Above, we men­tioned that ac­eta­minophen over­dose is es­ti­mated to cause around 500 deaths per year in the U.S. It’s much harder to give di­rect num­bers for how many peo­ple die from tak­ing ibupro­fen, be­cause NSAIDs don’t re­ally di­rectly “kill” peo­ple, but rather in­crease the risk of dy­ing in var­i­ous ways. The best es­ti­mates seem to be that NSAIDs cause 5,000 – 16,500 deaths each year in the US via gas­troin­testi­nal com­pli­ca­tions, and some­thing sim­i­lar via heart at­tacks. These num­bers are not a good way of quan­ti­fy­ing the rel­a­tive risk of drugs, be­cause they rep­re­sent dif­fer­ent peo­ple tak­ing dif­fer­ent amounts for dif­fer­ent rea­sons. But they do show that ibupro­fen is not with­out risk.

There are prob­a­bly some peo­ple who are too dis­or­dered to track much ac­eta­minophen they’ve taken. For such peo­ple, ibupro­fen might be the safer choice. Though I’m skep­ti­cal that many such peo­ple are found among the read­ers of Asterisk.
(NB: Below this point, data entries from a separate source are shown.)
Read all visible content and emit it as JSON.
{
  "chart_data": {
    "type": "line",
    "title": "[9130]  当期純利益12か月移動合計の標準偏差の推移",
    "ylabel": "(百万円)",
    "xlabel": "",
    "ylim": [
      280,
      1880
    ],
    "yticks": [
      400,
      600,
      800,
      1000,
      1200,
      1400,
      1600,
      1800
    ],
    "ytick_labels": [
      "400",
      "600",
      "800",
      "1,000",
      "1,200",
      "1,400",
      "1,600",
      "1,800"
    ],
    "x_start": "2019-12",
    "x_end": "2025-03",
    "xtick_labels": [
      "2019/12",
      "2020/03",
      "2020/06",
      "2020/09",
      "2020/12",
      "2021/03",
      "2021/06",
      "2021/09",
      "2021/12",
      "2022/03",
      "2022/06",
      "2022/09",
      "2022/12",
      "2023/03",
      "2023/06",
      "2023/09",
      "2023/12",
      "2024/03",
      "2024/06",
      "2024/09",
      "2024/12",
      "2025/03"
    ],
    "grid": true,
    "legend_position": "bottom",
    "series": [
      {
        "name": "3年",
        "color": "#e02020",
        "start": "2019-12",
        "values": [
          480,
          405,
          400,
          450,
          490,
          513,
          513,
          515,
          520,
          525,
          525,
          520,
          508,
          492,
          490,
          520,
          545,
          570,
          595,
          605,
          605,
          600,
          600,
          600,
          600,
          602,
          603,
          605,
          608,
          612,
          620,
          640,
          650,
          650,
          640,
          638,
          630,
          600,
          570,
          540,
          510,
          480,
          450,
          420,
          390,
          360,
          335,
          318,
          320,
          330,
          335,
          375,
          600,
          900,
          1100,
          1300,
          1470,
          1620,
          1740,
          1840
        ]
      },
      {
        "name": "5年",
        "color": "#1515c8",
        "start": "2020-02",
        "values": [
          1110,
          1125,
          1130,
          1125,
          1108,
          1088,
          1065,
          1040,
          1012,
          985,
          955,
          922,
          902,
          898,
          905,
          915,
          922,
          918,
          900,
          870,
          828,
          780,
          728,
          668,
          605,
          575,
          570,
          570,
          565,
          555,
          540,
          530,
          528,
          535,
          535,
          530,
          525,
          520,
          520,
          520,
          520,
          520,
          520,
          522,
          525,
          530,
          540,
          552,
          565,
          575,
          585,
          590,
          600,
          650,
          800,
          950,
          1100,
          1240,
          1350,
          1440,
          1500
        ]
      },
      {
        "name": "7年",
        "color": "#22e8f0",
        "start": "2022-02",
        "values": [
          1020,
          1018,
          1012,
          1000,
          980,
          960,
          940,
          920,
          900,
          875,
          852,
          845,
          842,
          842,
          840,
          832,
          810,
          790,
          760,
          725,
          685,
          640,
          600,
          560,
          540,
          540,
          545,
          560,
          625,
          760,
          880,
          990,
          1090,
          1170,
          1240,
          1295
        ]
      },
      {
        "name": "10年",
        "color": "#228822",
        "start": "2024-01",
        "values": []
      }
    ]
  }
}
There are two cases where of­fi­cial sources are clear that ac­eta­minophen is safer than ibupro­fen: for use by preg­nant women and small chil­dren. This does­n’t ap­pear on the safety la­bel, but if you’re preg­nant and go to a doc­tor, they will prob­a­bly tell you to take ac­eta­minophen but not ibupro­fen or other NSAIDs. And if you have a new­born baby, their doc­tor will prob­a­bly tell you that you can give them ac­eta­minophen but not ibupro­fen or other NSAIDs.

Technically, for many drugs to­day, it is the drug man­u­fac­turer that “creates” the la­bel, which is why they can be slightly dif­fer­ent. However, the FDA strongly reg­u­lates what is on it, in­clud­ing most of the lan­guage and even de­tails about the font and so on. The fed­eral reg­is­ter con­tains a tem­plate the FDA pub­lished for ibupro­fen which is al­most iden­ti­cal to what ap­pears on the side of drugs to­day

Unlike in most places, in the United Kingdom it seems to be per­fectly le­gal for peo­ple to give each other med­ical ad­vice, pro­vided they don’t mis­rep­re­sent them­selves as li­censed doc­tors. This is not le­gal ad­vice.